За старухой шел подъячий Стрелецкого приказа. Он перекрестился, подошел к столу и, поклонясь боярину, сказал:
— Князь Троекуров велел привесть к тебе, боярин, бабку Феклицу, что на лекаря, Ондрейку Федотова, государево слово молвила.
— Государево слово! — крикнули разом и дьяк, и боярин.
Ондрейка задрожал и с ужасом поглядел на горбунью. Новая беда — хуже прежней! Теперь не миновать Пытошной.
— Говори, бабка, что ведаешь, — сказал боярин, отпустив подъячего. — Да, мотри, не путай, — пережечь тебя надвое! Коли наклепала,[29] сама в ответе будешь.

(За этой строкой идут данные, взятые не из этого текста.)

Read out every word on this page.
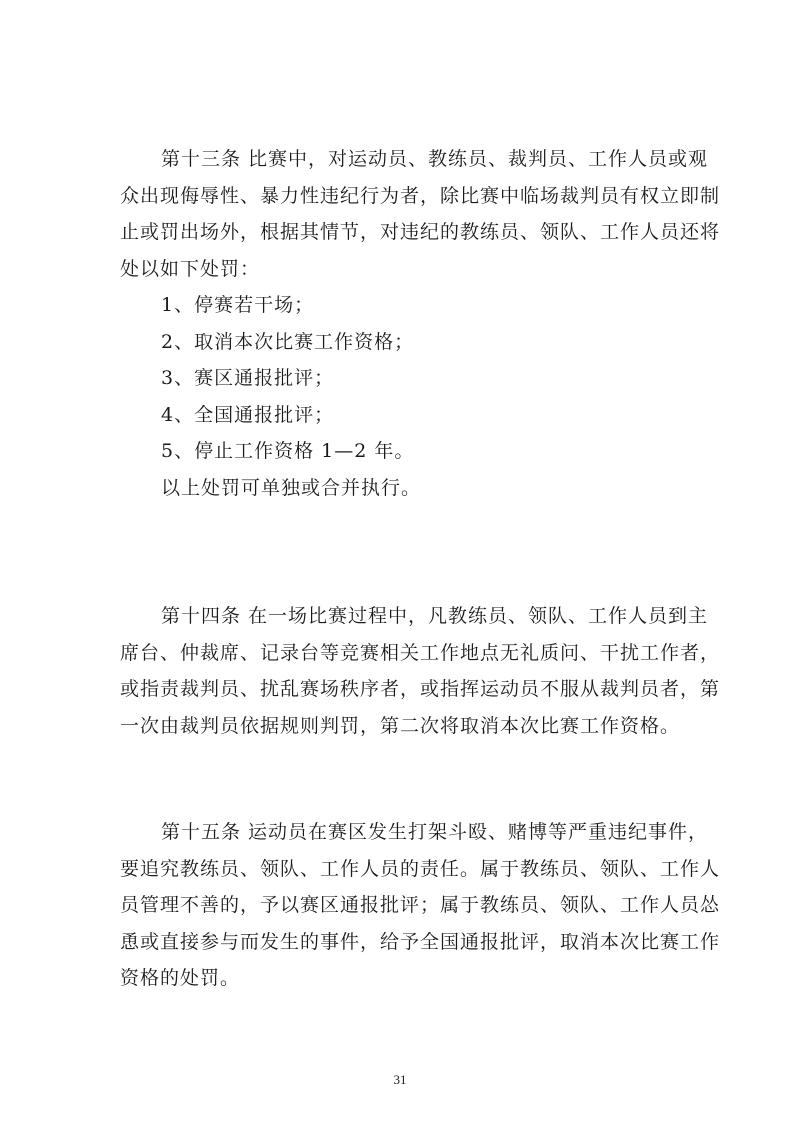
第十三条 比赛中，对运动员、教练员、裁判员、工作人员或观
众出现侮辱性、暴力性违纪行为者，除比赛中临场裁判员有权立即制
止或罚出场外，根据其情节，对违纪的教练员、领队、工作人员还将
处以如下处罚：
1、停赛若干场；
2、取消本次比赛工作资格；
3、赛区通报批评；
4、全国通报批评；
5、停止工作资格 1—2 年。
以上处罚可单独或合并执行。
第十四条 在一场比赛过程中，凡教练员、领队、工作人员到主
席台、仲裁席、记录台等竞赛相关工作地点无礼质问、干扰工作者，
或指责裁判员、扰乱赛场秩序者，或指挥运动员不服从裁判员者，第
一次由裁判员依据规则判罚，第二次将取消本次比赛工作资格。
第十五条 运动员在赛区发生打架斗殴、赌博等严重违纪事件，
要追究教练员、领队、工作人员的责任。属于教练员、领队、工作人
员管理不善的，予以赛区通报批评；属于教练员、领队、工作人员怂
恿或直接参与而发生的事件，给予全国通报批评，取消本次比赛工作
资格的处罚。
31
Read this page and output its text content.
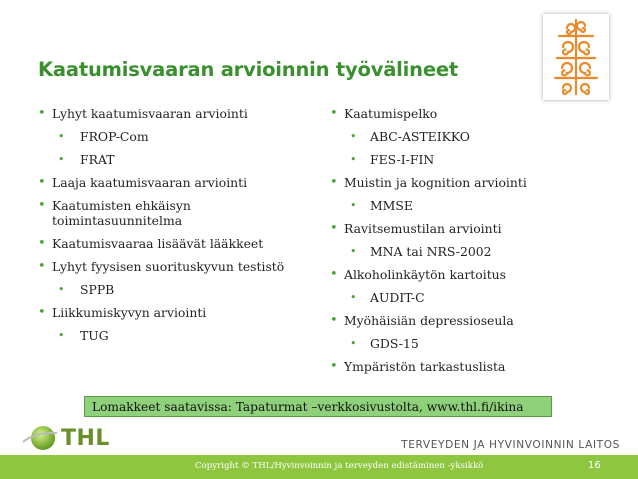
Kaatumisvaaran arvioinnin työvälineet
• Lyhyt kaatumisvaaran arviointi
• FROP-Com
• FRAT
• Laaja kaatumisvaaran arviointi
• Kaatumisten ehkäisyn toimintasuunnitelma
• Kaatumisvaaraa lisäävät lääkkeet
• Lyhyt fyysisen suorituskyvun testistö
• SPPB
• Liikkumiskyvyn arviointi
• TUG
• Kaatumispelko
• ABC-ASTEIKKO
• FES-I-FIN
• Muistin ja kognition arviointi
• MMSE
• Ravitsemustilan arviointi
• MNA tai NRS-2002
• Alkoholinkäytön kartoitus
• AUDIT-C
• Myöhäisiän depressioseula
• GDS-15
• Ympäristön tarkastuslista
Lomakkeet saatavissa: Tapaturmat –verkkosivustolta, www.thl.fi/ikina
THL	TERVEYDEN JA HYVINVOINNIN LAITOS
Copyright © THL/Hyvinvoinnin ja terveyden edistäminen -yksikkö	16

— Пошто мне, родимый, клепать. Недружбы у меня с им, с вором Ондрейкой, не было. А как я сведала про то его ведовское воровство… И как он на государское здоровье умышлял. И сведав про то, боясь от бога гневу… И чтобы мне, сироте, не пропасть, что я, ведая про тот его злой умысел, не довела, то и молвила я государево слово.

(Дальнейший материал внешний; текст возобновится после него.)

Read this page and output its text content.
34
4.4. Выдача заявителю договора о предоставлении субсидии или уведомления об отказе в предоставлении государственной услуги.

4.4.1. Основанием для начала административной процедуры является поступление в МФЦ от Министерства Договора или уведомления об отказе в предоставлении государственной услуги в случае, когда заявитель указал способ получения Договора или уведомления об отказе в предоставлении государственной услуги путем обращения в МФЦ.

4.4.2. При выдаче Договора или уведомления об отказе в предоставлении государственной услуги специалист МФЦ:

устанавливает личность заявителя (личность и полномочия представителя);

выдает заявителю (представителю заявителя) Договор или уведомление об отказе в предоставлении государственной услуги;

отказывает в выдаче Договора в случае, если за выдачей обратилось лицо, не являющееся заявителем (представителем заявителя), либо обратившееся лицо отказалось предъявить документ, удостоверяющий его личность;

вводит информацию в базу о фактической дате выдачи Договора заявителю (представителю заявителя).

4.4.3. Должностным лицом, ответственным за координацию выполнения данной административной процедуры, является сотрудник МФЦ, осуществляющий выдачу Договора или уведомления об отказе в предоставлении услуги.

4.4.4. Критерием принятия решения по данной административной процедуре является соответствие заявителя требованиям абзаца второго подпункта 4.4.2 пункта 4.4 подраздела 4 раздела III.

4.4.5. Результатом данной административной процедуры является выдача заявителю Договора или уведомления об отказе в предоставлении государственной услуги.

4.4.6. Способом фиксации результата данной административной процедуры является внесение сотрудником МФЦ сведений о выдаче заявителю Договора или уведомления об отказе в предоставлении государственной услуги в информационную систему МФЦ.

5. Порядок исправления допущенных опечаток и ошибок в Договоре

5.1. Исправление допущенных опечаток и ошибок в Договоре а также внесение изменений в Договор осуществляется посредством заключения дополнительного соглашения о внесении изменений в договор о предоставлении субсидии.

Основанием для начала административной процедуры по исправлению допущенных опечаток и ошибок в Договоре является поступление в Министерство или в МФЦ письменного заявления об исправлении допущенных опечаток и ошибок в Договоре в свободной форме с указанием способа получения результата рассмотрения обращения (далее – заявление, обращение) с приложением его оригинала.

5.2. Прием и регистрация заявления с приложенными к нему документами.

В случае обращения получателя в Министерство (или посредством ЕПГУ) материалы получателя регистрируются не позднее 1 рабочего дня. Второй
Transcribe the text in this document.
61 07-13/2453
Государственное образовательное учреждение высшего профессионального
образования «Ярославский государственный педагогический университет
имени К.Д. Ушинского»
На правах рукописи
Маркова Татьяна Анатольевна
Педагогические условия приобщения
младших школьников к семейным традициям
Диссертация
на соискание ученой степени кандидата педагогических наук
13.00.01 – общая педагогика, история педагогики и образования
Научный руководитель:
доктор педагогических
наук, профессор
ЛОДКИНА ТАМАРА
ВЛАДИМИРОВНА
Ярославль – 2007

Ну, сказывай скорея, на кого он, вор и супостат, умышлял — на государя ли, на царицу, аль на государских детей? И не было ль у его в том злом умышленьи пособников?

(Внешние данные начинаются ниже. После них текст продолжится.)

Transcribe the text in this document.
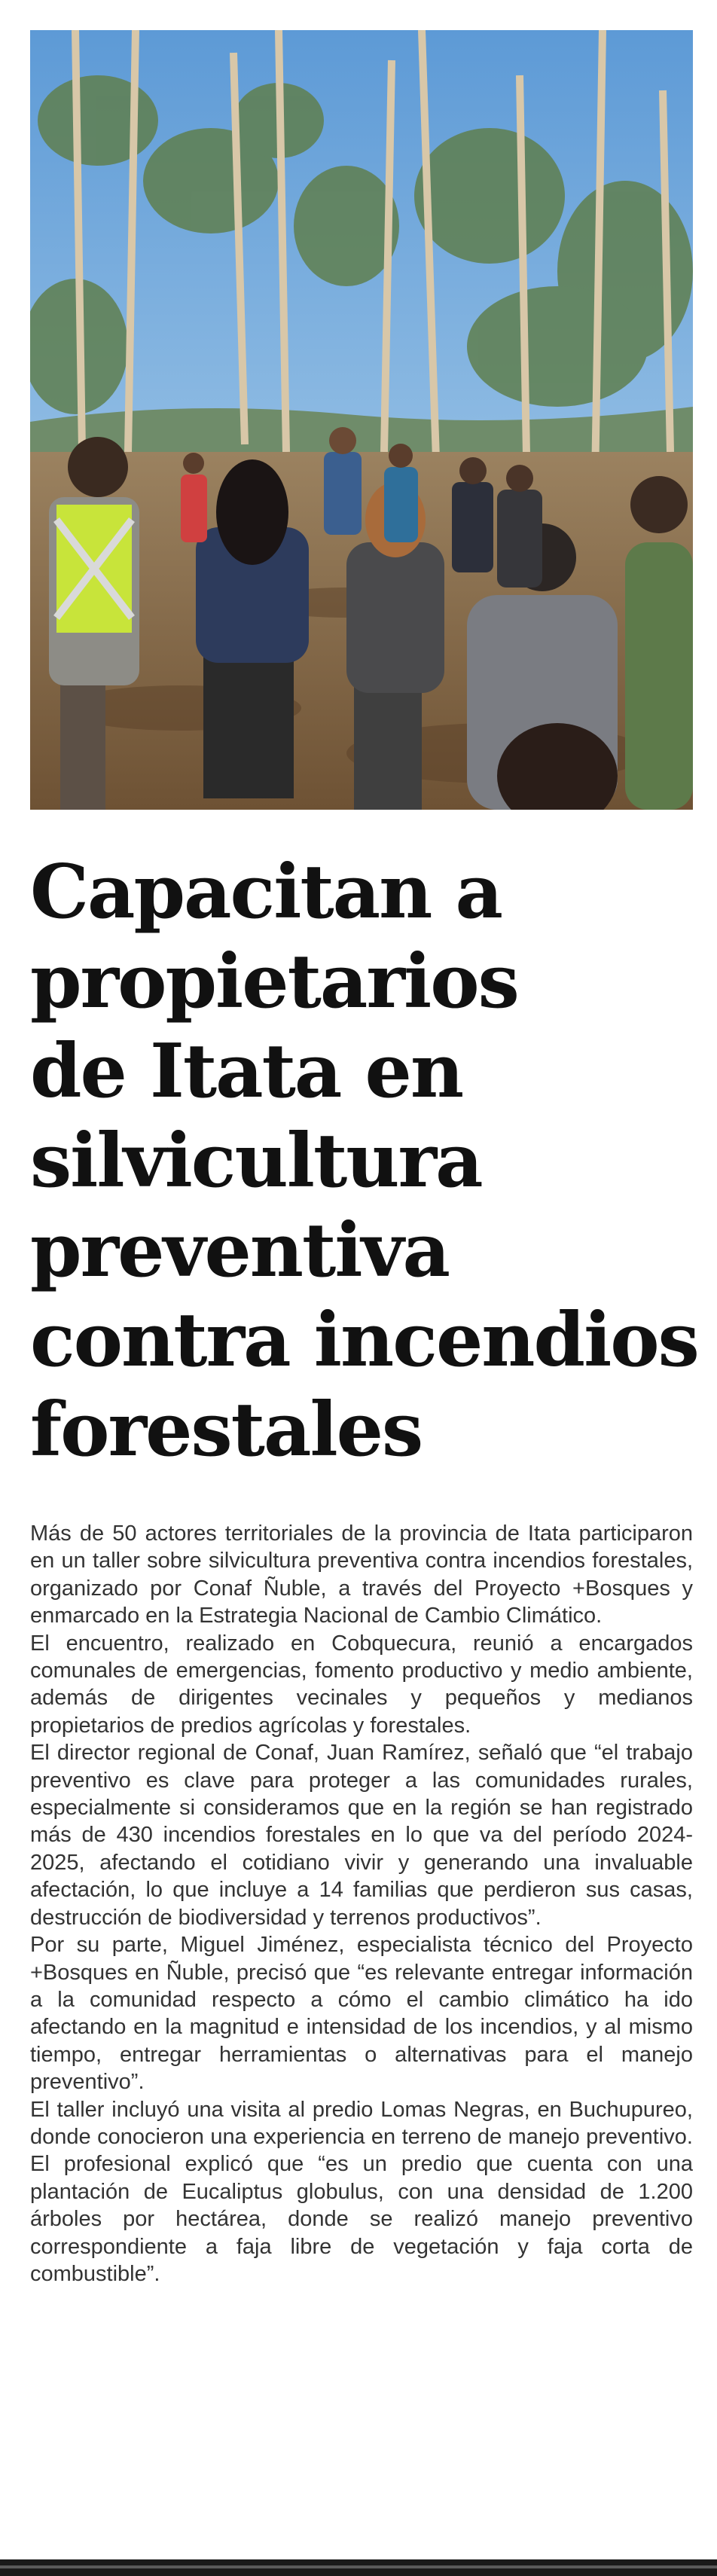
Capacitan a
propietarios
de Itata en
silvicultura
preventiva
contra incendios
forestales

Más de 50 actores territoriales de la provincia de Itata participaron en un taller sobre silvicultura preventiva contra incendios forestales, organizado por Conaf Ñuble, a través del Proyecto +Bosques y enmarcado en la Estrategia Nacional de Cambio Climático.

El encuentro, realizado en Cobquecura, reunió a encargados comunales de emergencias, fomento productivo y medio ambiente, además de dirigentes vecinales y pequeños y medianos propietarios de predios agrícolas y forestales.

El director regional de Conaf, Juan Ramírez, señaló que “el trabajo preventivo es clave para proteger a las comunidades rurales, especialmente si consideramos que en la región se han registrado más de 430 incendios forestales en lo que va del período 2024-2025, afectando el cotidiano vivir y generando una invaluable afectación, lo que incluye a 14 familias que perdieron sus casas, destrucción de biodiversidad y terrenos productivos”.

Por su parte, Miguel Jiménez, especialista técnico del Proyecto +Bosques en Ñuble, precisó que “es relevante entregar información a la comunidad respecto a cómo el cambio climático ha ido afectando en la magnitud e intensidad de los incendios, y al mismo tiempo, entregar herramientas o alternativas para el manejo preventivo”.

El taller incluyó una visita al predio Lomas Negras, en Buchupureo, donde conocieron una experiencia en terreno de manejo preventivo. El profesional explicó que “es un predio que cuenta con una plantación de Eucaliptus globulus, con una densidad de 1.200 árboles por hectárea, donde se realizó manejo preventivo correspondiente a faja libre de vegetación y faja corta de combustible”.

— Про пособников, свет боярин, не ведаю. Чего не ведаю, про то и не сказываю. А только была у его, у вора Ондрюшки, по̀знать[30] с царским дохтуром, с немцем Фынгадановым. И тот немец, его вора Ондрюшку, вверх приваживал и государских детей ему показывал.
— На кого ж он умышлял, сказывай?
— Да на государыню царицу и на царевича. Он, вор Ондрюшка, на государынин след пепел наговоренный сыпал и на царевича тож. И стала, после того его воровства, государыня царица недомогать и царевич смутен стал…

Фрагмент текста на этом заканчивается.